Der BVerfG-Beschluss vom 14.7.2016 (2 BvR 2748/14, StRR 9/2016, S. 18 = VRR 9/2016, S. 13 m. Anm. Niehaus) betraf Durchsuchungen im Bußgeldverfahren (zur Durchsuchung im Bußgeldverfahren vgl. Burhoff, in – auch vom BVerfG zitierten –: Burhoff (Hrsg.), Handbuch für das straßenverkehrsrechtliche OWi-Verfahren, 4. Aufl. 2015, Rn 901 ff.).
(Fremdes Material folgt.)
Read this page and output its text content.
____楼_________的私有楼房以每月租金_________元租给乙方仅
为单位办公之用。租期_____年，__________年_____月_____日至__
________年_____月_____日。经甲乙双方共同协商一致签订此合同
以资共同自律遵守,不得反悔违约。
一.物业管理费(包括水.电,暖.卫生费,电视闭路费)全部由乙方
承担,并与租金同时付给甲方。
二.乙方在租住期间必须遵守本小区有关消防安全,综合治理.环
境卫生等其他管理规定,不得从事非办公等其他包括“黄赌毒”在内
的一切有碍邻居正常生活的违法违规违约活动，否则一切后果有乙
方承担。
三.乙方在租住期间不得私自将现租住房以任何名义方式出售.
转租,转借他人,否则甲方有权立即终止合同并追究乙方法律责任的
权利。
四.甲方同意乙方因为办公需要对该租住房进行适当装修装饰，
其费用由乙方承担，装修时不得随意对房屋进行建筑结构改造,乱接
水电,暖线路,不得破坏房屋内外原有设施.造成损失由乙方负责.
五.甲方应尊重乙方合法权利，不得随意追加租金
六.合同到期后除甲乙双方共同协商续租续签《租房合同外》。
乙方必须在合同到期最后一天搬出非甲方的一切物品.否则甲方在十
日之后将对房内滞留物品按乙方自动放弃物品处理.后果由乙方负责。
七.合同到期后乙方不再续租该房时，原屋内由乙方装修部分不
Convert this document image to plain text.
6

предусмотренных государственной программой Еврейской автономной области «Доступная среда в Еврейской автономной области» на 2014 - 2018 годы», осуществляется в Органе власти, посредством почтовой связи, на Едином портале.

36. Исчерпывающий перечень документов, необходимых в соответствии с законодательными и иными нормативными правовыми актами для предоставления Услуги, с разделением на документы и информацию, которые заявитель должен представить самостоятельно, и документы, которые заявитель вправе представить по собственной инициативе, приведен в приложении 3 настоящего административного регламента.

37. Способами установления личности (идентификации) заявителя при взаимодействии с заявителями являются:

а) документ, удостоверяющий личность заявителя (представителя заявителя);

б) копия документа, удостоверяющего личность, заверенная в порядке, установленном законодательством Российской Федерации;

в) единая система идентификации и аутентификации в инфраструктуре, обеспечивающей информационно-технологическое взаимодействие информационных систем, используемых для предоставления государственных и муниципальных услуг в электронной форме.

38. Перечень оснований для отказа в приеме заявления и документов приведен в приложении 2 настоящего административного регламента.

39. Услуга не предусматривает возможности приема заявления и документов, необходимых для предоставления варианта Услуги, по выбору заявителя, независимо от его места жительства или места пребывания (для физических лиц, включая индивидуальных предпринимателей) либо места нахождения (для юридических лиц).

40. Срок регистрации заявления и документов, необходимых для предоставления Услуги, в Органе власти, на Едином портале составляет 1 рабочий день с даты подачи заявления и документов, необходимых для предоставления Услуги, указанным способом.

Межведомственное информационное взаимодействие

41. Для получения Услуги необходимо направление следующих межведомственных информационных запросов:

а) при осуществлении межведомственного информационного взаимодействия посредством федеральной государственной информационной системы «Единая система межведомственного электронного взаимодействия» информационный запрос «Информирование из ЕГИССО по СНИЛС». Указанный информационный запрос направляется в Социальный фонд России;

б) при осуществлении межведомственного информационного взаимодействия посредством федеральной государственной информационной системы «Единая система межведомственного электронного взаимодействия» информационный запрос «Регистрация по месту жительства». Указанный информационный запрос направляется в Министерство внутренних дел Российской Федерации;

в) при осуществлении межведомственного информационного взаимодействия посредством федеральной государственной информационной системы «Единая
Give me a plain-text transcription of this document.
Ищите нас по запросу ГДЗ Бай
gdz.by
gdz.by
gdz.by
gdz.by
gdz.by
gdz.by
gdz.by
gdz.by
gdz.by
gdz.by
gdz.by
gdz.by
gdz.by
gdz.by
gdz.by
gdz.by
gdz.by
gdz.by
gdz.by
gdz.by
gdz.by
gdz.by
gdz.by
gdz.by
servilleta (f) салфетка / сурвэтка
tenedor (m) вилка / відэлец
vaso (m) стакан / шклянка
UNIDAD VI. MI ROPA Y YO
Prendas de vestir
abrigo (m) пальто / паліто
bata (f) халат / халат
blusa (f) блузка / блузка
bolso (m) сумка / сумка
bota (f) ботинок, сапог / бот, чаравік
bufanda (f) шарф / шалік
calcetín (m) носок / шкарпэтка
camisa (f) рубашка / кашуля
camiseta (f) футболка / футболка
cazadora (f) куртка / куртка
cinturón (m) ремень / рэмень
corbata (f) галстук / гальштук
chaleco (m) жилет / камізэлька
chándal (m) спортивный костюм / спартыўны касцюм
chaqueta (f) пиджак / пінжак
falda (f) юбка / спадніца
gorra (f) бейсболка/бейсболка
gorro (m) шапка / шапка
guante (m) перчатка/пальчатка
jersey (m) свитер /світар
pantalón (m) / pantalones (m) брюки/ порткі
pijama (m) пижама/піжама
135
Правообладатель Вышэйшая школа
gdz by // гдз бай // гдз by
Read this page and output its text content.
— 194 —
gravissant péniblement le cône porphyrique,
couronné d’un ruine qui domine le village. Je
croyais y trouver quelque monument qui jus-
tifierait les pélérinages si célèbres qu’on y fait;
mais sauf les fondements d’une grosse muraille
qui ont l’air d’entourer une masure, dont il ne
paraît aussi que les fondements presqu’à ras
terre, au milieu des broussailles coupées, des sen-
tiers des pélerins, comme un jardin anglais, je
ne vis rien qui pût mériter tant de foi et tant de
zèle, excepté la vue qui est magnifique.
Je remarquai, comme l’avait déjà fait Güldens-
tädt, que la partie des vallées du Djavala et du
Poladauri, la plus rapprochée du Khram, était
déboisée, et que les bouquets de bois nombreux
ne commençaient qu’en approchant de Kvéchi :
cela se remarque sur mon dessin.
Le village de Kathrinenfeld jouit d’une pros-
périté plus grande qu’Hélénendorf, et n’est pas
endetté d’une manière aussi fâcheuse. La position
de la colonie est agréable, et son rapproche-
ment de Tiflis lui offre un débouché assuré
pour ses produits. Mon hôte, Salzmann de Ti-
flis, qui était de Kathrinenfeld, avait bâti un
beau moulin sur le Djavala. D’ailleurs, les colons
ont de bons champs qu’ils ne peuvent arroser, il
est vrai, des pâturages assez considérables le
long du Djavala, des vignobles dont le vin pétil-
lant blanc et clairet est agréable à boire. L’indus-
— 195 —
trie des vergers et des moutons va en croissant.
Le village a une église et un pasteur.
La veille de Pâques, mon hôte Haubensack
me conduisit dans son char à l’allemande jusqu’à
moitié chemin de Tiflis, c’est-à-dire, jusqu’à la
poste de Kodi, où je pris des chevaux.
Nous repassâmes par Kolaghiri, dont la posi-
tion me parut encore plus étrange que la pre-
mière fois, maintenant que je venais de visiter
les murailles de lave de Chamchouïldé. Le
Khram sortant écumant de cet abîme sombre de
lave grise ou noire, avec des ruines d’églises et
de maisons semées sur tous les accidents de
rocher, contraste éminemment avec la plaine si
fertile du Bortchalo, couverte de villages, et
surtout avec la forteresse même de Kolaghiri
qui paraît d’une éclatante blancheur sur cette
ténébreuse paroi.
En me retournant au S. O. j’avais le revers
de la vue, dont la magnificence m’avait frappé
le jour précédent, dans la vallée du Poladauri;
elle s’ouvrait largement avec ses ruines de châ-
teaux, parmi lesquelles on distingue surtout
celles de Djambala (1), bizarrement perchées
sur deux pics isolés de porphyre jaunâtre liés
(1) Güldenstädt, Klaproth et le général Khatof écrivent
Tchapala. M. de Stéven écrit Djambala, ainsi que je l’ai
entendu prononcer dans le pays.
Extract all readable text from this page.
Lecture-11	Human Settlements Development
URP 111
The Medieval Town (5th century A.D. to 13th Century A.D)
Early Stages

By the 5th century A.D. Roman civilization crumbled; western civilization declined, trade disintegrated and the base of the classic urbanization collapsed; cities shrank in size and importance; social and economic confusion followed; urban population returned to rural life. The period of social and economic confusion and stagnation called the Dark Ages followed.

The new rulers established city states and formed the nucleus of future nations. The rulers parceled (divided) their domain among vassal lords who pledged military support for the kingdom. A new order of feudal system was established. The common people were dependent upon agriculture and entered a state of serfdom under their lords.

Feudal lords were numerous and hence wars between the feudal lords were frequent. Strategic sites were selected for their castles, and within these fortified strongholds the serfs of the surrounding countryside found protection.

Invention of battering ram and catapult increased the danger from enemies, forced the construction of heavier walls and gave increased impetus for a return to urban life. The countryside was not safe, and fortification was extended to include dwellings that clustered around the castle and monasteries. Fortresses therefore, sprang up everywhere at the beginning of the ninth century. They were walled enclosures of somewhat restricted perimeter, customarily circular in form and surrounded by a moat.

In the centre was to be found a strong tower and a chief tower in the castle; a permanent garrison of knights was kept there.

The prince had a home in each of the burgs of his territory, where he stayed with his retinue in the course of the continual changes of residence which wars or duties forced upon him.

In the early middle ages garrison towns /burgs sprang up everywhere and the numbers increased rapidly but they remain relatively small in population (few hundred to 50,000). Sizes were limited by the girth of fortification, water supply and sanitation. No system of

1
Gegen den Betroffenen waren in einem straßenverkehrsrechtlichen Bußgeldverfahren mit dem Vorwurf einer Geschwindigkeitsüberschreitung um 30 km/h zwei Durchsuchungen seiner Wohnung angeordnet worden, um dort Beweismittel (Motorradkleidung usw.) zu finden, aus denen man dann auf die Fahrereigenschaft des Betroffenen schließen können wollte. Das BVerfG hat die Maßnahmen als unverhältnismäßig angesehen.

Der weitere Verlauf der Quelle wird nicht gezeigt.